Income and profits tumble but insurance is strong

Moneysupermarket.com to pay £25m in extra dividends to show its confidence after income fell from £99.4, to £68.5m and profits fell from £12.7m to £1.4m.

The company claimed insurance trading now had a higher revenue per transaction.

Peter Plumb, chief executive said: “Moneysupermarket.com has made a solid start to the year. Trading levels have stabilised over the past six months and we remain a profitable and highly cash-generative business. Over the period we have delivered what we set out when we announced our last set of results in February 2009.

Difficult economic environment

“We have realigned the organisation to reflect the more difficult economic environment, we have strengthened the management team; and we have started work on re-engineering our systems and ensuring our marketing spend works harder.

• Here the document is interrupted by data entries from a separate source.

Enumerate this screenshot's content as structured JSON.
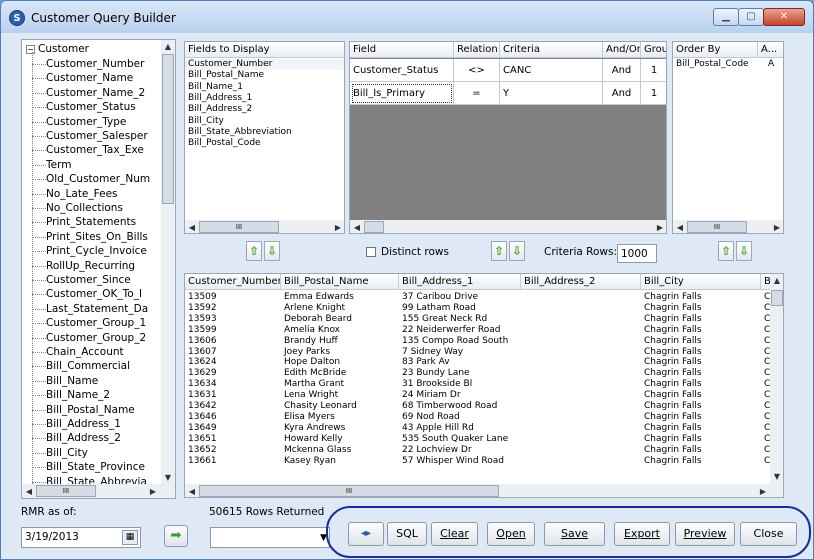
{
  "window": {
    "title": "Customer Query Builder",
    "icon_letter": "S"
  },
  "tree": {
    "root": "Customer",
    "items": [
      "Customer_Number",
      "Customer_Name",
      "Customer_Name_2",
      "Customer_Status",
      "Customer_Type",
      "Customer_Salesper",
      "Customer_Tax_Exe",
      "Term",
      "Old_Customer_Num",
      "No_Late_Fees",
      "No_Collections",
      "Print_Statements",
      "Print_Sites_On_Bills",
      "Print_Cycle_Invoice",
      "RollUp_Recurring",
      "Customer_Since",
      "Customer_OK_To_I",
      "Last_Statement_Da",
      "Customer_Group_1",
      "Customer_Group_2",
      "Chain_Account",
      "Bill_Commercial",
      "Bill_Name",
      "Bill_Name_2",
      "Bill_Postal_Name",
      "Bill_Address_1",
      "Bill_Address_2",
      "Bill_City",
      "Bill_State_Province",
      "Bill_State_Abbrevia"
    ],
    "hscroll_glyph": "III"
  },
  "fields_display": {
    "header": "Fields to Display",
    "items": [
      "Customer_Number",
      "Bill_Postal_Name",
      "Bill_Name_1",
      "Bill_Address_1",
      "Bill_Address_2",
      "Bill_City",
      "Bill_State_Abbreviation",
      "Bill_Postal_Code"
    ],
    "scroll_glyph": "III"
  },
  "criteria": {
    "headers": [
      "Field",
      "Relation",
      "Criteria",
      "And/Or",
      "Group"
    ],
    "rows": [
      {
        "field": "Customer_Status",
        "relation": "<>",
        "criteria": "CANC",
        "andor": "And",
        "group": "1"
      },
      {
        "field": "Bill_Is_Primary",
        "relation": "=",
        "criteria": "Y",
        "andor": "And",
        "group": "1"
      }
    ],
    "distinct_label": "Distinct rows",
    "criteria_rows_label": "Criteria Rows:",
    "criteria_rows_value": "1000"
  },
  "order_by": {
    "headers": [
      "Order By",
      "A..."
    ],
    "rows": [
      {
        "field": "Bill_Postal_Code",
        "dir": "A"
      }
    ],
    "scroll_glyph": "III"
  },
  "results": {
    "headers": [
      "Customer_Number",
      "Bill_Postal_Name",
      "Bill_Address_1",
      "Bill_Address_2",
      "Bill_City",
      "B"
    ],
    "rows": [
      [
        "13509",
        "Emma Edwards",
        "37 Caribou Drive",
        "",
        "Chagrin Falls",
        "C"
      ],
      [
        "13592",
        "Arlene Knight",
        "99 Latham Road",
        "",
        "Chagrin Falls",
        "C"
      ],
      [
        "13593",
        "Deborah Beard",
        "155 Great Neck Rd",
        "",
        "Chagrin Falls",
        "C"
      ],
      [
        "13599",
        "Amelia Knox",
        "22 Neiderwerfer Road",
        "",
        "Chagrin Falls",
        "C"
      ],
      [
        "13606",
        "Brandy Huff",
        "135 Compo Road South",
        "",
        "Chagrin Falls",
        "C"
      ],
      [
        "13607",
        "Joey Parks",
        "7 Sidney Way",
        "",
        "Chagrin Falls",
        "C"
      ],
      [
        "13624",
        "Hope Dalton",
        "83 Park Av",
        "",
        "Chagrin Falls",
        "C"
      ],
      [
        "13629",
        "Edith McBride",
        "23 Bundy Lane",
        "",
        "Chagrin Falls",
        "C"
      ],
      [
        "13634",
        "Martha Grant",
        "31 Brookside Bl",
        "",
        "Chagrin Falls",
        "C"
      ],
      [
        "13631",
        "Lena Wright",
        "24 Miriam Dr",
        "",
        "Chagrin Falls",
        "C"
      ],
      [
        "13642",
        "Chasity Leonard",
        "68 Timberwood Road",
        "",
        "Chagrin Falls",
        "C"
      ],
      [
        "13646",
        "Elisa Myers",
        "69 Nod Road",
        "",
        "Chagrin Falls",
        "C"
      ],
      [
        "13649",
        "Kyra Andrews",
        "43 Apple Hill Rd",
        "",
        "Chagrin Falls",
        "C"
      ],
      [
        "13651",
        "Howard Kelly",
        "535 South Quaker Lane",
        "",
        "Chagrin Falls",
        "C"
      ],
      [
        "13652",
        "Mckenna Glass",
        "22 Lochview Dr",
        "",
        "Chagrin Falls",
        "C"
      ],
      [
        "13661",
        "Kasey Ryan",
        "57 Whisper Wind Road",
        "",
        "Chagrin Falls",
        "C"
      ]
    ],
    "scroll_glyph": "III"
  },
  "status": {
    "rmr_label": "RMR as of:",
    "rows_returned": "50615 Rows Returned",
    "date_value": "3/19/2013",
    "go_glyph": "➡"
  },
  "buttons": {
    "swap": "◂▸",
    "sql": "SQL",
    "clear": "Clear",
    "open": "Open",
    "save": "Save",
    "export": "Export",
    "preview": "Preview",
    "close": "Close"
  },
  "colors": {
    "accent": "#1b2d9c",
    "grid": "#808080"
  }
}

“Most importantly our marketing spend is working harder. Our 'Savings on household bills campaign' fronted by Peter Jones is connecting well with customers, as a result, our brand has continued to grow even stronger despite a significantly lower ad spend vs last year.

“We have also worked hard with our providers to bring an even larger range of brands and services to our site for our customers, for example in motor and home insurance our product range increased by over 60% vs last year.

Insurance started well

“Although we are still early in the third quarter and visibility is limited, the Group has made a good start with revenues more than 10% ahead of the first half run rate. Insurance in particular has started well and is trading ahead of the same period last year.

“The moneysupermarket.com brand remains strong. As the leading price comparison website our broad product offer is clearly as relevant as ever to our customers. We are confident that the work we are doing across the business will ensure that moneysupermarket.com is well positioned to capitalise on its strengths when growth returns to our markets.”